Tepeyran’ın, özellikle sözkonusu bölümler düşünüldüğünde yöneticilik yıllarının gözlemlerini, deneyimlerini yansıttığı söylenebilir. Romanda yasal (nizamname) maddelere, düzenlemelere yer vermesi de bunu açıkça gösteriyor. Ne ki bu özellik yazarın tüm iyi niyetine karşın köye, Anadolu’ya dışardan, bir yabancı gözüyle baktığı gerçeğini değiştirmeye yetmiyor.
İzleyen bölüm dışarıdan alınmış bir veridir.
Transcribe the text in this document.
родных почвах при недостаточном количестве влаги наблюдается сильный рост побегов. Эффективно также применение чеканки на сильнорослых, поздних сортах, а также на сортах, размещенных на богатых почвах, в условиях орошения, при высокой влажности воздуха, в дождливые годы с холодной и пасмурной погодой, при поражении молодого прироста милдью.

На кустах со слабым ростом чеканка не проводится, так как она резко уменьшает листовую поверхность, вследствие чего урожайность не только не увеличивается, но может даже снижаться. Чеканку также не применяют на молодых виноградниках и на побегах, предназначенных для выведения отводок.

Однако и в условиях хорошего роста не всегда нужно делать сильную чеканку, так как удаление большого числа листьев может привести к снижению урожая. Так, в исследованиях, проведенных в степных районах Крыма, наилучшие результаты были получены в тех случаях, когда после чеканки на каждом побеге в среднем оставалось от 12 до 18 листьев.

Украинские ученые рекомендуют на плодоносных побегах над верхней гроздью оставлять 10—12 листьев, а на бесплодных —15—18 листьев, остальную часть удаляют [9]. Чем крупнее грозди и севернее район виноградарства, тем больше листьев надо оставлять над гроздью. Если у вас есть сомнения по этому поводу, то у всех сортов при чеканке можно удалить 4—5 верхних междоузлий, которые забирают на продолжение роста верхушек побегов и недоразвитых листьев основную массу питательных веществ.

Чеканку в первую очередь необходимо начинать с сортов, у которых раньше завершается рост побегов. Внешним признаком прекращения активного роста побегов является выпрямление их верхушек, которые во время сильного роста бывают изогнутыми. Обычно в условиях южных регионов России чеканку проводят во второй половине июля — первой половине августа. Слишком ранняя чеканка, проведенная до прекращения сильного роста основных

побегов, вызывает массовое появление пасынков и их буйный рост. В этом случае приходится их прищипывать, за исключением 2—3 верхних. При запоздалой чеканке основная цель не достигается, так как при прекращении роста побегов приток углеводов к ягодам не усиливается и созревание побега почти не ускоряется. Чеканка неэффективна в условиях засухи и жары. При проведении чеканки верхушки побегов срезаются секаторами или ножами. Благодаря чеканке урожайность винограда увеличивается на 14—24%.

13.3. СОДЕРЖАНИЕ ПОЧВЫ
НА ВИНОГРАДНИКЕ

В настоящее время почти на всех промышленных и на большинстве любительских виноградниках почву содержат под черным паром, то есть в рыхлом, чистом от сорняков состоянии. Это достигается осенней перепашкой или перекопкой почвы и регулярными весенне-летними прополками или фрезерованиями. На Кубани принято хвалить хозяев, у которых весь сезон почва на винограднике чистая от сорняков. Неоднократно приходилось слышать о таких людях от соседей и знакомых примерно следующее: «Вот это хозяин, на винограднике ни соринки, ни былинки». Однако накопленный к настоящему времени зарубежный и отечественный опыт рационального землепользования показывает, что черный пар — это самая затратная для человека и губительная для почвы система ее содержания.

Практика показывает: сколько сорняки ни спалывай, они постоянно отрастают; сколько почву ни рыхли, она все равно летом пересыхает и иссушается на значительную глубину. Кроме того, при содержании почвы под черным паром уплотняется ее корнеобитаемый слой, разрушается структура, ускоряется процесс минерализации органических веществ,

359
Örneğin Demirtaş Ceyhun’un belirttiği gibi romanda, Küçük Paşa’nın üvey annesi Haçca’nın fesine sardığı altın ya da bakır beşibiryerdeler betimlenirken, onlar “konyak şişelerinin etiketlerindeki üst üste binmiş madalya resimleri”ne benzetilir. Köylüleri şiveyle konuşturması da ilginçtir.
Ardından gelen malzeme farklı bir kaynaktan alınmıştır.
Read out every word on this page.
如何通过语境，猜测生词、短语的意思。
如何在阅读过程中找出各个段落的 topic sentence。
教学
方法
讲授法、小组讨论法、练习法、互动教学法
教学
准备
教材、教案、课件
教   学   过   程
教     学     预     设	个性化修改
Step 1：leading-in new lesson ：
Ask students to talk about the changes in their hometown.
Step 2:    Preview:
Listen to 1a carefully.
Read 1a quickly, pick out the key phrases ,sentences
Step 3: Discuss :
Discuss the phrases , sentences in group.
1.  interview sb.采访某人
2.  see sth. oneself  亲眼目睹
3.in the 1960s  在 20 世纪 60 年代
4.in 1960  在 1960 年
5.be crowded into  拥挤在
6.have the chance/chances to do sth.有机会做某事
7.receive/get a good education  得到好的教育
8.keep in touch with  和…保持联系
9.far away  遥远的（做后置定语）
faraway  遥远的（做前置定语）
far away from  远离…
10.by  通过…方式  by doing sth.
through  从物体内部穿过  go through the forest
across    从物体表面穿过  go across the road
Her şeye karşın Küçük Paşa’nın eksik yanlarını öne çıkararak güçlü yanlarını belirtmemek haksızlık olur. Tepeyran, küçük yaşta ayrıldığı Niğde’ye bir daha dönmemiş, yaşamı İstanbul’da, valilik, yöneticilik yaptığı diğer yerlerde geçmiş olsa da kendini yetiştirmiş bir kişi olarak Anadolu’yla, halkla ilgili duyarlılık göstermiş; gözlemlerini, yaşadıklarını, tanıklıklarını en kalıcı biçime, yapıta dönüştürmeyi bilmiştir. Bunu yaparken çok başarısız olmadığı açıktır. (Günümüzün kimi yazarlarında bile bu etkili dil, ete kemiğe büründürme başarısı yoktur.) İlkler genellikle eksiklidir. Küçük Paşa ise bu durumu duyumsatmaz.
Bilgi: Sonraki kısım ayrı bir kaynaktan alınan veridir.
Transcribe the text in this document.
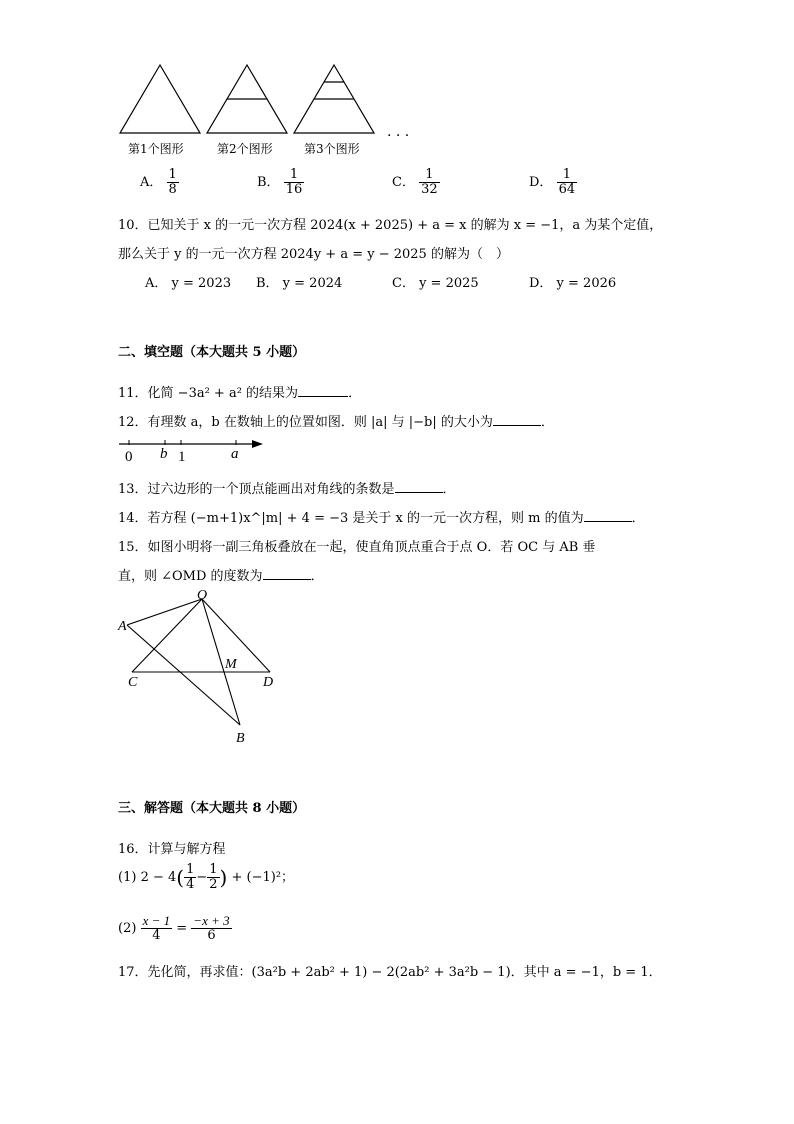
. . .
第1个图形	第2个图形	第3个图形
A． $\frac{1}{8}$	B． $\frac{1}{16}$	C． $\frac{1}{32}$	D． $\frac{1}{64}$
10．已知关于 x 的一元一次方程 2024(x + 2025) + a = x 的解为 x = −1，a 为某个定值，
那么关于 y 的一元一次方程 2024y + a = y − 2025 的解为（　）
A． y = 2023 B． y = 2024	C． y = 2025	D． y = 2026
二、填空题（本大题共 5 小题）
11．化简 −3a² + a² 的结果为	．
12．有理数 a，b 在数轴上的位置如图．则 |a| 与 |−b| 的大小为	．
0 b 1	a
13．过六边形的一个顶点能画出对角线的条数是	．
14．若方程 (−m+1)x^|m| + 4 = −3 是关于 x 的一元一次方程，则 m 的值为	．
15．如图小明将一副三角板叠放在一起，使直角顶点重合于点 O．若 OC 与 AB 垂
直，则 ∠OMD 的度数为	．
O
A
M
C	D
B
三、解答题（本大题共 8 小题）
16．计算与解方程
(1) $2 - 4( \frac{1}{4} - \frac{1}{2}$ ) + (−1)²；
$(2) \frac{x - 1}{4} = \frac{-x + 3}{6}$
17．先化简，再求值：(3a²b + 2ab² + 1) − 2(2ab² + 3a²b − 1)．其中 a = −1，b = 1．
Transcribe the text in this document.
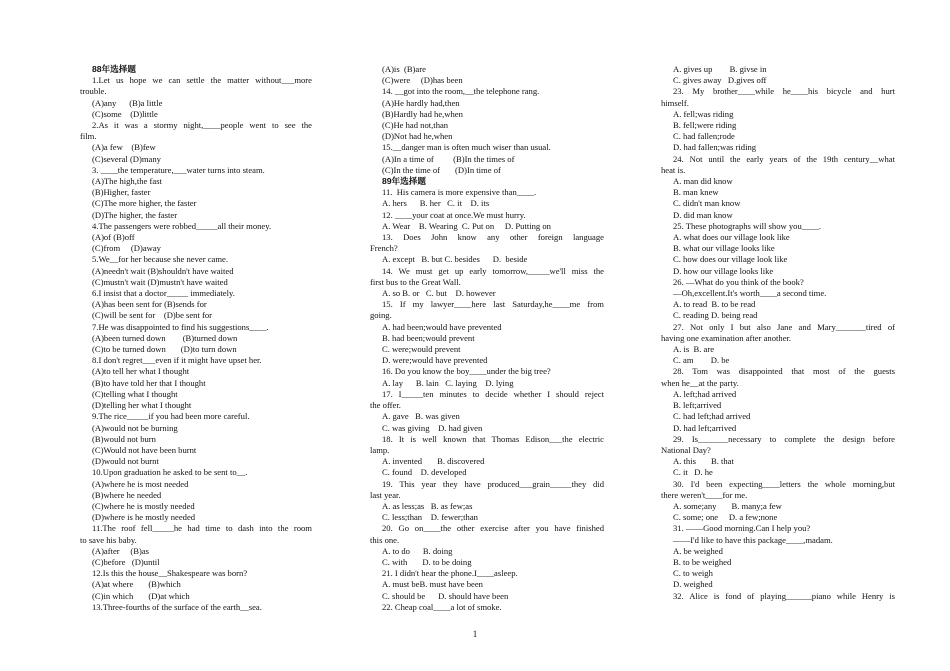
88年选择题
1.Let us hope we can settle the matter without___more
trouble.
(A)any      (B)a little
(C)some    (D)little
2.As it was a stormy night,____people went to see the
film.
(A)a few    (B)few
(C)several (D)many
3. ____the temperature,___water turns into steam.
(A)The high,the fast
(B)Higher, faster
(C)The more higher, the faster
(D)The higher, the faster
4.The passengers were robbed_____all their money.
(A)of (B)off
(C)from     (D)away
5.We__for her because she never came.
(A)needn't wait (B)shouldn't have waited
(C)mustn't wait (D)mustn't have waited
6.I insist that a doctor_____ immediately.
(A)has been sent for (B)sends for
(C)will be sent for    (D)be sent for
7.He was disappointed to find his suggestions____.
(A)been turned down        (B)turned down
(C)to be turned down       (D)to turn down
8.I don't regret___even if it might have upset her.
(A)to tell her what I thought
(B)to have told her that I thought
(C)telling what I thought
(D)telling her what I thought
9.The rice_____if you had been more careful.
(A)would not be burning
(B)would not burn
(C)Would not have been burnt
(D)would not burnt
10.Upon graduation he asked to be sent to__.
(A)where he is most needed
(B)where he needed
(C)where he is mostly needed
(D)where is he mostly needed
11.The roof fell_____he had time to dash into the room
to save his baby.
(A)after     (B)as
(C)before   (D)until
12.Is this the house__Shakespeare was born?
(A)at where       (B)which
(C)in which       (D)at which
13.Three-fourths of the surface of the earth__sea.
(A)is  (B)are
(C)were     (D)has been
14. __got into the room,__the telephone rang.
(A)He hardly had,then
(B)Hardly had he,when
(C)He had not,than
(D)Not had he,when
15.__danger man is often much wiser than usual.
(A)In a time of         (B)In the times of
(C)In the time of       (D)In time of
89年选择题
11.  His camera is more expensive than____.
A. hers      B. her   C. it    D. its
12. ____your coat at once.We must hurry.
A. Wear    B. Wearing  C. Put on     D. Putting on
13. Does John know any other foreign language
French?
A. except   B. but C. besides      D.  beside
14. We must get up early tomorrow,_____we'll miss the
first bus to the Great Wall.
A. so B. or   C. but    D. however
15. If my lawyer____here last Saturday,he____me from
going.
A. had been;would have prevented
B. had been;would prevent
C. were;would prevent
D. were;would have prevented
16. Do you know the boy____under the big tree?
A. lay      B. lain   C. laying    D. lying
17. I_____ten minutes to decide whether I should reject
the offer.
A. gave   B. was given
C. was giving    D. had given
18. It is well known that Thomas Edison___the electric
lamp.
A. invented       B. discovered
C. found    D. developed
19. This year they have produced___grain_____they did
last year.
A. as less;as   B. as few;as
C. less;than    D. fewer;than
20. Go on____the other exercise after you have finished
this one.
A. to do      B. doing
C. with       D. to be doing
21. I didn't hear the phone.I____asleep.
A. must beB. must have been
C. should be      D. should have been
22. Cheap coal____a lot of smoke.
A. gives up        B. givse in
C. gives away   D.gives off
23. My brother____while he____his bicycle and hurt
himself.
A. fell;was riding
B. fell;were riding
C. had fallen;rode
D. had fallen;was riding
24. Not until the early years of the 19th century__what
heat is.
A. man did know
B. man knew
C. didn't man know
D. did man know
25. These photographs will show you____.
A. what does our village look like
B. what our village looks like
C. how does our village look like
D. how our village looks like
26. —What do you think of the book?
—Oh,excellent.It's worth____a second time.
A. to read  B. to be read
C. reading D. being read
27. Not only I but also Jane and Mary_______tired of
having one examination after another.
A. is  B. are
C. am        D. be
28. Tom was disappointed that most of the guests
when he__at the party.
A. left;had arrived
B. left;arrived
C. had left;had arrived
D. had left;arrived
29. Is_______necessary to complete the design before
National Day?
A. this       B. that
C. it   D. he
30. I'd been expecting____letters the whole morning,but
there weren't____for me.
A. some;any       B. many;a few
C. some; one     D. a few;none
31. ——Good morning.Can I help you?
——I'd like to have this package____,madam.
A. be weighed
B. to be weighed
C. to weigh
D. weighed
32. Alice is fond of playing______piano while Henry is
1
Ebubekir Hazım Tepeyran, yirminci yüzyılın başlarındaki Anadolu köyünün, köylüsünün (ki nüfusun neredeyse tümü demektir) dürüstçe yazınsal fotoğrafını çeker. Kuşkusuz bu belgesel nitelik ve tanıklık bile gerek tarihsel gerekse toplumbilimsel yönden çok değerlidir. Ayrıca etkili, yer yer şiirsel birçok özgün betimlemenin bulunduğu Küçük Paşa’da okuru sarsan bir acı sona doğru olaylar sürerken, kitabın ortalarında, köyde dolaşan aç kurtlardan söz edilerek teknik bir başarı ortaya konur. Çehov’un deyişiyle, duvarda asılı tüfek patlayacaktır!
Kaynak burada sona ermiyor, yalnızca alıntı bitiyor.